Chandra Levy

Intern / Murder Victim
Date Of Birth:
14 April 1977
Date Of Death:
1 May 2001
murder
Place Of Birth:
Cleveland, Ohio
Best Known As:
The intern who disappeared from Washington D.C. in 2001
Chandra Levy is the intern whose 2001 disappearance and death in Washington, D.C., became a major story and ended the political career of Congressman Gary Condit. Chandra Levy was a former intern at the Federal Bureau of Prisons when she disappeared from Washington D.C. on 1 May 2001. Levy was due to return to her home in California for college graduation ceremonies; when she failed to do so, her parents contacted authorities. Police searched Levy's apartment and found money, credit cards, her packed luggage and no signs of a struggle. Police also discovered that Chandra Levy had had some sort of relationship with California Rep. Gary Condit. At first Condit called Levy a "good friend," but police found Condit's DNA on clothes in Levy's apartment, and in July of 2001 he admitted to police that he and Levy had had a deeper relationship. (Chandra Levy's status as an intern drew extra attention to the case, thanks in part to intern Monica Lewinsky's infamous affair with former president Bill Clinton, which Condit had publicly condemned.) On 22 May 2002, Chandra Levy's remains were discovered in Washington's Rock Creek Park.

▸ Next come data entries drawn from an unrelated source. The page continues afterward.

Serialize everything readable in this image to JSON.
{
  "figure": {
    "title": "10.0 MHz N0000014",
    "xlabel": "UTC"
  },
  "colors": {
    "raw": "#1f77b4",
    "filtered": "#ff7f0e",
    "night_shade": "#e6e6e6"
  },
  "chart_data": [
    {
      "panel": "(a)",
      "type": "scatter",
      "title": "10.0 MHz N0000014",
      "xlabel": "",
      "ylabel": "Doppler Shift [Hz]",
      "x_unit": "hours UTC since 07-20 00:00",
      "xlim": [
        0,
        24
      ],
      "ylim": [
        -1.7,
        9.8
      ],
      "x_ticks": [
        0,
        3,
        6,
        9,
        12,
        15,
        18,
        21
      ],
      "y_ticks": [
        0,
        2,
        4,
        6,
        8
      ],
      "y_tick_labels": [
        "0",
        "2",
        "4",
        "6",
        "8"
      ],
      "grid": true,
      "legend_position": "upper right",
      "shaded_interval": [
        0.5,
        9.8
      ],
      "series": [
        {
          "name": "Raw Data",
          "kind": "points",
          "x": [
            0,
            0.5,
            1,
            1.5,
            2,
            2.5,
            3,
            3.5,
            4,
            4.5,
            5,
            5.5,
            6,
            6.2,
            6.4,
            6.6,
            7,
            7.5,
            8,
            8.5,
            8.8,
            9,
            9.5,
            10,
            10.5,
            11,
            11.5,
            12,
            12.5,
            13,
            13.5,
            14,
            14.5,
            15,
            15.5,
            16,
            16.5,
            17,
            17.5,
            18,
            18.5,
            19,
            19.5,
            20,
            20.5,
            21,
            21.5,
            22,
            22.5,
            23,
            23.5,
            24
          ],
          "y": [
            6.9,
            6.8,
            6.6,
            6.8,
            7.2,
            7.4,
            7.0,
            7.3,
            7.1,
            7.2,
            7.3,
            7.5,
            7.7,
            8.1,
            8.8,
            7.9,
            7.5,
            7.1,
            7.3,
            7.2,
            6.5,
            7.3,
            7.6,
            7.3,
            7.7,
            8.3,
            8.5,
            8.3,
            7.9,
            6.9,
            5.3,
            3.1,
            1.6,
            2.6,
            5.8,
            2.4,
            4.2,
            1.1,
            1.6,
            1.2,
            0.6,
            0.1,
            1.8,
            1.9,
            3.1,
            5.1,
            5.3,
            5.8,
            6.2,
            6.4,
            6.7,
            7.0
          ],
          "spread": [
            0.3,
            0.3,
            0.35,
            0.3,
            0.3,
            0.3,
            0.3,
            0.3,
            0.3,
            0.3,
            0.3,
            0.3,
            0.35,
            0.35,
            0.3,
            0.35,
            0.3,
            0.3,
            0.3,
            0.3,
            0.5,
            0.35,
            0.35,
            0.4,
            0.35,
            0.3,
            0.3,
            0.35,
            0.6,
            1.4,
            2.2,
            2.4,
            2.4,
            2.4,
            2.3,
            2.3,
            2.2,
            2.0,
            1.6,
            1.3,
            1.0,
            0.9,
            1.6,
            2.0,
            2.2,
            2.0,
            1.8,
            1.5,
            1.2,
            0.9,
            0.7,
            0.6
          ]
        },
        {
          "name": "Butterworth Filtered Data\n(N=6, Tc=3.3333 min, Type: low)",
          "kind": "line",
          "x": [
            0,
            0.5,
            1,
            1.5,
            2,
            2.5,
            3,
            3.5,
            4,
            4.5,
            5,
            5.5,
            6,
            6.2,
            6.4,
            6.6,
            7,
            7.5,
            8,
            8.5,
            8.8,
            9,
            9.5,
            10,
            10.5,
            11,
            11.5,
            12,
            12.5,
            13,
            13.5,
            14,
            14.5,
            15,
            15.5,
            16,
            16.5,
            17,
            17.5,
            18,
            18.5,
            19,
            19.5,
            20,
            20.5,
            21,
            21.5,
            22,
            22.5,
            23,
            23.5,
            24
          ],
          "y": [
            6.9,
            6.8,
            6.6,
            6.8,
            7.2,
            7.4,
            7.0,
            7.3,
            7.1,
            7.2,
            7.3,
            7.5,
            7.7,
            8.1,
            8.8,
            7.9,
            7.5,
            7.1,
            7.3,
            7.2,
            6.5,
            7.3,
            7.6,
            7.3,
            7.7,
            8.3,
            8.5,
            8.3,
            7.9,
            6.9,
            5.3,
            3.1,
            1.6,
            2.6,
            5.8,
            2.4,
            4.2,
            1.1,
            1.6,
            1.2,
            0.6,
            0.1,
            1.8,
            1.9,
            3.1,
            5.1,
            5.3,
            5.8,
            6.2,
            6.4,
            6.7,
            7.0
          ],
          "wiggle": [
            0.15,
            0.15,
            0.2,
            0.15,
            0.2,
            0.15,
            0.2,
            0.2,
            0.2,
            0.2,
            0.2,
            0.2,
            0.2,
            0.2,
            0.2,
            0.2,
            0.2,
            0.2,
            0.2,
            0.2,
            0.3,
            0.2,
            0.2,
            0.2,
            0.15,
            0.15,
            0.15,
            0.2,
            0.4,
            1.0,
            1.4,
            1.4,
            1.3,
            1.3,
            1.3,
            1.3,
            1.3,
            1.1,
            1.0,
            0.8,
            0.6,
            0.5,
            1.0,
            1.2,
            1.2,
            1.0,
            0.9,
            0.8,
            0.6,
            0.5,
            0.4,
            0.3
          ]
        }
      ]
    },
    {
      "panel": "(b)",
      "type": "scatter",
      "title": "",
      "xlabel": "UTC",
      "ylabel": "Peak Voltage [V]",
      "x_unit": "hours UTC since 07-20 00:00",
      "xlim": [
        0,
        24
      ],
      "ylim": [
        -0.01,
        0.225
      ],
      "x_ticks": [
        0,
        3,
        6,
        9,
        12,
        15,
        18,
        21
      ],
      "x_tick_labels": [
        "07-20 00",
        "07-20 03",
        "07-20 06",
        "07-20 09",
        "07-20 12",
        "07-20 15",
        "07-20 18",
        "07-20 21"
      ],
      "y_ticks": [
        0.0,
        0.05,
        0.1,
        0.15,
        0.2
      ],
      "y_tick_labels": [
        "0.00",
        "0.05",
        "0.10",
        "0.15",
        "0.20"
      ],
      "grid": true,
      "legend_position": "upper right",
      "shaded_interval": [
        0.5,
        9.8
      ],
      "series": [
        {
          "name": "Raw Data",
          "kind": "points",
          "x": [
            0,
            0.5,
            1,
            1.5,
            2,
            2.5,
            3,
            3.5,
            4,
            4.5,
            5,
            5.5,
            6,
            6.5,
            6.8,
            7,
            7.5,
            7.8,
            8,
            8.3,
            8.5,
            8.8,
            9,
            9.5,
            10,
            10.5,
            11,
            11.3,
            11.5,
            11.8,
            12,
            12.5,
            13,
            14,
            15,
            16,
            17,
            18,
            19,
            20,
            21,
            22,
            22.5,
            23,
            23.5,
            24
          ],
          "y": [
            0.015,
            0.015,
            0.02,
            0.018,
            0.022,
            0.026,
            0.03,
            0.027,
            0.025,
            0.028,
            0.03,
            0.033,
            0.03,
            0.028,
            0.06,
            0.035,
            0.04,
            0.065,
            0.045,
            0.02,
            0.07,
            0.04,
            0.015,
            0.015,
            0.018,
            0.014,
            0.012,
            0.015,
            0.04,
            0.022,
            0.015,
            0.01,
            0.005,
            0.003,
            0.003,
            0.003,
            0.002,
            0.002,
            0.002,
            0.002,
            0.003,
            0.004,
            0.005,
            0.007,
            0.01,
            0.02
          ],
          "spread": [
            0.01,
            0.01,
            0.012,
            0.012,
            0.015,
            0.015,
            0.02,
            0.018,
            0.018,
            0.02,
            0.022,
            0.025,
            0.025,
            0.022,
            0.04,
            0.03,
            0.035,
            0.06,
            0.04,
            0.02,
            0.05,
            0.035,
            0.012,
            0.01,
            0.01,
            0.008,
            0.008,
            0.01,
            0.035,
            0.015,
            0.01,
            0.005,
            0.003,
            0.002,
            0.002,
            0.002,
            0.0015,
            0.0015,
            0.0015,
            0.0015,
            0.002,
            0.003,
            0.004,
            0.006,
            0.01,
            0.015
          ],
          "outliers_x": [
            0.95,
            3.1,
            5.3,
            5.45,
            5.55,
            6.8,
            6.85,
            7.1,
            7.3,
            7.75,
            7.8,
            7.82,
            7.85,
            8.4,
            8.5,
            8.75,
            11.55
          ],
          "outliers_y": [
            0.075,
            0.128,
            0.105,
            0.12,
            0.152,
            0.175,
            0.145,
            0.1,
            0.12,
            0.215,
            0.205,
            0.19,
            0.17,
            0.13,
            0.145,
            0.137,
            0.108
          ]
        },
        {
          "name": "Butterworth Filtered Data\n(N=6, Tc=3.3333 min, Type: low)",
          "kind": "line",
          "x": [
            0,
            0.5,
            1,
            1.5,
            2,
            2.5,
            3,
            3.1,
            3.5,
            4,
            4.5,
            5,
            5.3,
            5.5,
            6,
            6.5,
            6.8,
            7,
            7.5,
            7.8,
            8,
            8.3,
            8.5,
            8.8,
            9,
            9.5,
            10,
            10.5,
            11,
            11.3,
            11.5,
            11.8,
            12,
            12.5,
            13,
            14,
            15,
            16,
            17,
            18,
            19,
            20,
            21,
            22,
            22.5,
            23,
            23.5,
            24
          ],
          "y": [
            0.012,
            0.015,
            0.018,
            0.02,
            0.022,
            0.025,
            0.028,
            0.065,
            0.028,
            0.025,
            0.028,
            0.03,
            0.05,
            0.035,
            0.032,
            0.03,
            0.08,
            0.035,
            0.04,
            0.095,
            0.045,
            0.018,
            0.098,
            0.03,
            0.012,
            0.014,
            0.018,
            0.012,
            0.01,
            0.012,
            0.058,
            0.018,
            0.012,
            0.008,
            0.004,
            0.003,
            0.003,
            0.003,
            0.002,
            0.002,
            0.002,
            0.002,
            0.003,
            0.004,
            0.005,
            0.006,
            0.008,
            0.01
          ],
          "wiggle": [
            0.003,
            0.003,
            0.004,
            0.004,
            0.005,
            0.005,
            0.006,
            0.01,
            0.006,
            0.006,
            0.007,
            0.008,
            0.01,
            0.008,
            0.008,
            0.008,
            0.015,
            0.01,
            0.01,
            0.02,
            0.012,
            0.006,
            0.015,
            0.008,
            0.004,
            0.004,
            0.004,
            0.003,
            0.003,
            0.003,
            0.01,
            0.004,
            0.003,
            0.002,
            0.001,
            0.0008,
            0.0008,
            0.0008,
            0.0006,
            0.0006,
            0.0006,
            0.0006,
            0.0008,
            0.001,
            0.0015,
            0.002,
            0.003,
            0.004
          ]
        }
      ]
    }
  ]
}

One week later the D.C. medical examiner ruled that Levy's death was a homicide, although the exact details of her death remained unknown. In March of 2009, an illegal immigrant from El Salvador named Ingmar A. Guandique was charged with Levy's murder. Guandique was by then already in prison for other assaults on female joggers at the same park. His trial began in October of 2010, and on November 22nd of that year the jury found Guandique guilty of murdering Chandra Levy. He was sentenced to 60 years in prison for the murder. However, in 2015 a judge granted Guandique a new trial after his lawyers argued that his conviction had been based in part on false testimony from a jailhouse informant. In a surprising twist in July of 2016, the U.S. Attorney's Office for the District of Columbia announced that Guandique would not be retried after all and that charges against him would be dismissed. The statement said that prosecutors could "no longer prove the murder case against Mr. Guandique beyond a reasonable doubt," but did not elaborate on what had changed in the case.